Rocío del Campo-Pedrosa1, Diego del Campo-Pedrosa1, Bettina Merlin2 and Ana González-Marcos1, 1Department of Mechanical Engineering, Universidad de La Rioja, Logroño, La Rioja, Spain, 2Fakultät International Business, Hochschule Heilbronn, Heilbronn, Germany
Traditional sensory analysis in food innovation provides limited insight into consumer behavior, whereas social platforms such as Reddit offer large-scale, real-time textual data on food-related practices and perceptions. This study evaluates Reddit as a scalable source for detecting food trends and healthy eating patterns in Spanish-language discussions using artificial intelligence (AI) and natural language processing (NLP). An end-to-end pipeline was implemented, including targeted data scraping across seven food-related domains, Spanish-language filtering (≥70% confidence), customized preprocessing, and unsupervised topic discovery via k-means clustering.
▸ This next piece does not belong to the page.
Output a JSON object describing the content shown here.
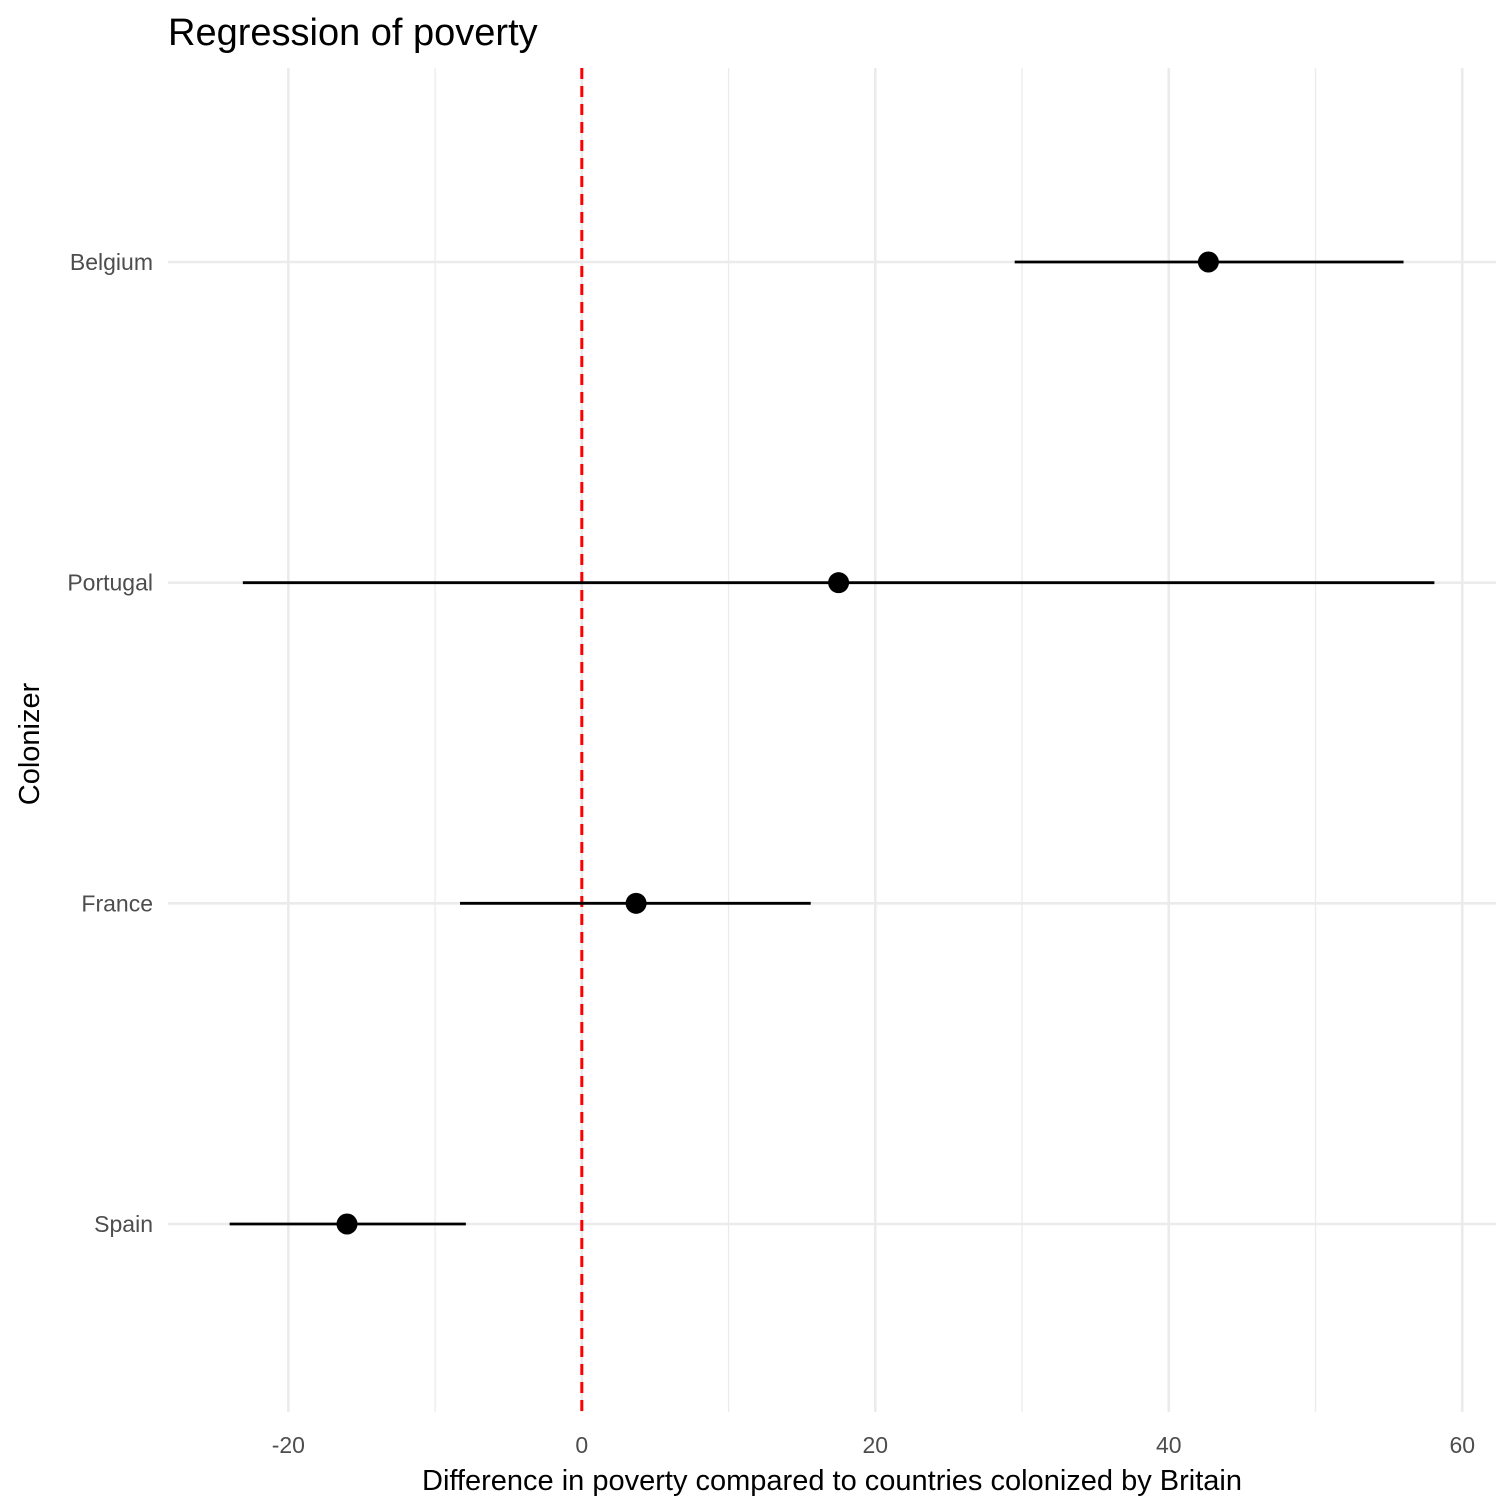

The system processed 17,774 Spanish-language posts from an initial corpus of 92,949 entries. Despite linguistic challenges such as polysemy and lemmatization errors, the method produced coherent and representative themes, including barriers to home cooking, weight management concerns, economic factors, food categories, and nutrition-related consultations. These results demonstrate the effectiveness of unsupervised NLP techniques for large-scale monitoring of food-related discourse on social media.
Natural Language Processing, Unsupervised Learning, Social Media Mining, Artificial Intelligence.